For further reading:

  • GT 10/5/2001 Salon makes itself more useless to web readers
  • GT 6/9/2001 Feed and Suck go under
  • GT 3/23/2001 Salon announces death of free content on the web with the introduction of their for-pay premium service

Media Punditocracy Cuts Women out of the Discussion

For the past 5 years feminists have been doing most of the work in understanding and combatting the Taliban regime in Afghanistan. The Revolutionary Association of the Women of Afghanistan is one of the largest and most firmly-established anti-Taliban resistance groups in the world. The Feminist Majority Foundation’s Campaign to Stop Gender Apartheid in Afghanistan has been the authority in the US on the Taliban regime for nearly five years (Eleanor Smeal has given briefings to Congress on the topic and has testified before a joint hearing of two U.S. Senate Foreign Relations subcommittees). Acclaimed journalist Saira Shah lived undercover as an Afghan woman (with the assistance of RAWA) to make her groundbreaking documentary, Beneath the Veil. Because the first victims of the Taliban were women, women and women’s groups, abroad and also in the U.S., are the most credible authorities on the Taliban regime.

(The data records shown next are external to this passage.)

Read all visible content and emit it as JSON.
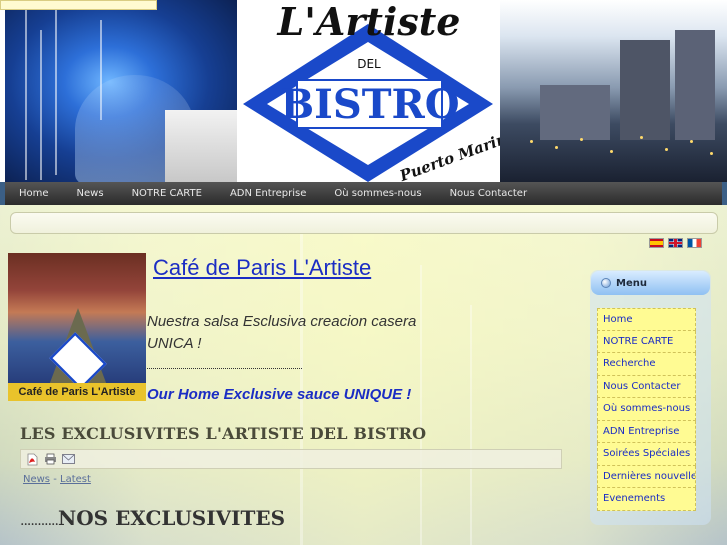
{
  "logo": {
    "line1": "L'Artiste",
    "line2": "DEL",
    "line3": "BISTRO",
    "line4": "Puerto Marina"
  },
  "nav": {
    "items": [
      "Home",
      "News",
      "NOTRE CARTE",
      "ADN Entreprise",
      "Où sommes-nous",
      "Nous Contacter"
    ]
  },
  "languages": [
    "es-flag",
    "gb-flag",
    "fr-flag"
  ],
  "article": {
    "image_caption": "Café de Paris L'Artiste",
    "title": "Café de Paris L'Artiste",
    "text1": "Nuestra salsa Esclusiva creacion casera UNICA !",
    "text2": "Our Home Exclusive sauce UNIQUE !",
    "section_title": "LES EXCLUSIVITES L'ARTISTE DEL BISTRO",
    "breadcrumb": {
      "first": "News",
      "sep": " - ",
      "second": "Latest"
    },
    "sub_title": "NOS EXCLUSIVITES",
    "sub_title_prefix": "..........."
  },
  "icons": {
    "pdf": "pdf-icon",
    "print": "print-icon",
    "email": "email-icon"
  },
  "menu": {
    "title": "Menu",
    "items": [
      "Home",
      "NOTRE CARTE",
      "Recherche",
      "Nous Contacter",
      "Où sommes-nous",
      "ADN Entreprise",
      "Soirées Spéciales",
      "Dernières nouvelles",
      "Evenements"
    ]
  },
  "colors": {
    "link": "#1b2dc4",
    "nav_bg": "#2b2b2b",
    "menu_item_bg": "#fffb93",
    "logo_blue": "#1a49c9"
  }
}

And yet, somehow or another it ended up happening that only 12% of television programs have featured women as experts on the post-September 11 crises [FMF], even after the U.S. alleged the complicity of the Taliban in the attacks. Instead, they are trotting out the predictable crowd of old white male pundits: generals, retired CIA operatives, State Department cronies. In the time since September 11, I have seen networks, without a trace of irony, put Bob McNamara, Henry Kissinger, and Oliver North in front of the camera as experts on what we ought to do about international terrorism. Well, I guess they ought to know–when it comes to terrorism, maybe it takes one to know one!

So, while the media drumbeat for the war continues it’s the same old cock-swinging commandos droning on about Afghanistan. The same CIA and State Department cronies who propped up the Mujahedeen and the Taliban in the first place, who trained Osama bin Laden because they believed that foreign jihadi were more reliable opponents of the pro-Soviet regime than locals. And since women’s voices are being silenced, no-one much seems to be pointing out that Afghan women were the first and most horrifically victimized by the Taliban regime. That Afghan women, who are imprisoned in their homes and banned from driving or travelling without a male relative on pain of death, cannot escape the cluster bombs dropping over their heads. That women continue to be oppressed our equally thuggish allies in the Northern Alliance (who are nothing more than the old Mujahedeen). That women have repeatedly been cut out of the tribal councils on forming a new government, and the U.S. government can’t be bothered to give a damn whether or not equity for women is brought up as an issue in the formation and constitution of a post-Taliban State.

The mealy-mouthed monologue of the corporate/government-colonized newsmedia has been parroting the words of feminists that they ignored for years–deploying a weak brand of pop feminism against the Taliban to keep the war fervor high. And yet, somehow, it seems that the actual women are not being included in the dialogue, and the actual needs facing women in Afghanistan are not being discussed.

What a fucking surprise.

Feminist Media Watch Returns

feminist media watch has returned with a new URL. Watch this space: the awesome woman that brought us FMW is hosting the returned FMW on her developing site, f-word.org. It’s sure to be very cool.